K3s is a lightweight Kubernetes distribution in which the core components are packaged into a single binary. The only way to accomplish a Control Plane promotion in K3s is by doing a backup & restore of the embedded SQLite datastore.

These instructions are intended for administrators using the default embedded SQLite. There will be some downtime (~15 min). A zero downtime promotion is possible but would require an external DB.

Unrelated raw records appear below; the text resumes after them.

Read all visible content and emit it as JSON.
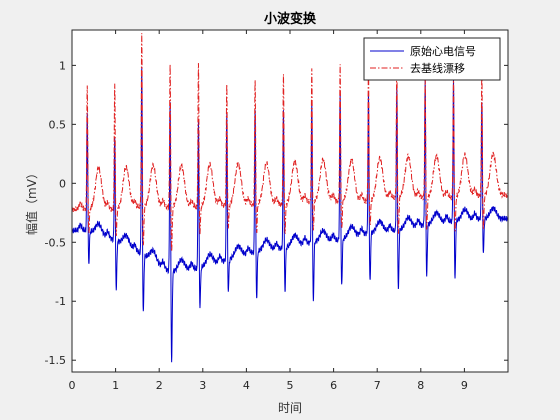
{
  "chart_data": {
    "type": "line",
    "title": "小波变换",
    "xlabel": "时间",
    "ylabel": "幅值（mV）",
    "xlim": [
      0,
      10
    ],
    "ylim": [
      -1.6,
      1.3
    ],
    "xticks": [
      0,
      1,
      2,
      3,
      4,
      5,
      6,
      7,
      8,
      9
    ],
    "yticks": [
      -1.5,
      -1,
      -0.5,
      0,
      0.5,
      1
    ],
    "ytick_labels": [
      "-1.5",
      "-1",
      "-0.5",
      "0",
      "0.5",
      "1"
    ],
    "grid": false,
    "legend_position": "top-right",
    "beat_times": [
      0.35,
      0.98,
      1.6,
      2.25,
      2.9,
      3.55,
      4.2,
      4.85,
      5.5,
      6.15,
      6.8,
      7.45,
      8.1,
      8.75,
      9.4
    ],
    "series": [
      {
        "name": "原始心电信号",
        "color": "#0000cc",
        "line_style": "solid",
        "baseline": [
          -0.4,
          -0.48,
          -0.6,
          -0.75,
          -0.72,
          -0.65,
          -0.58,
          -0.55,
          -0.5,
          -0.48,
          -0.42,
          -0.4,
          -0.35,
          -0.32,
          -0.3
        ],
        "r_peak": [
          0.62,
          0.41,
          1.0,
          0.72,
          0.55,
          0.6,
          0.65,
          0.65,
          0.7,
          0.75,
          0.77,
          0.82,
          0.87,
          0.88,
          0.7
        ],
        "s_trough": [
          -0.68,
          -0.9,
          -1.1,
          -1.52,
          -1.05,
          -0.92,
          -0.98,
          -0.92,
          -1.0,
          -0.88,
          -0.85,
          -0.92,
          -0.8,
          -0.82,
          -0.6
        ]
      },
      {
        "name": "去基线漂移",
        "color": "#e02020",
        "line_style": "dashdot",
        "baseline": [
          -0.22,
          -0.22,
          -0.2,
          -0.2,
          -0.2,
          -0.18,
          -0.18,
          -0.18,
          -0.15,
          -0.15,
          -0.15,
          -0.12,
          -0.12,
          -0.12,
          -0.1
        ],
        "r_peak": [
          0.85,
          0.86,
          1.28,
          1.03,
          1.03,
          0.85,
          0.9,
          0.95,
          0.98,
          1.0,
          1.0,
          1.02,
          0.92,
          0.9,
          0.95
        ],
        "s_trough": [
          -0.42,
          -0.45,
          -0.55,
          -0.58,
          -0.42,
          -0.38,
          -0.42,
          -0.42,
          -0.4,
          -0.4,
          -0.38,
          -0.45,
          -0.4,
          -0.42,
          -0.4
        ]
      }
    ]
  }
}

Why I Needed to Make A Different Node the Control Plane

I was running my cluster on 2 Raspberry Pi’s with MicroSD cards. For those unaware, Kubernetes is relatively write-heavy and even the high-endurance SD cards will give out after a year or so. I was running my cluster on a ticking time bomb and an unexpected SD card failure would mean a total rebuild.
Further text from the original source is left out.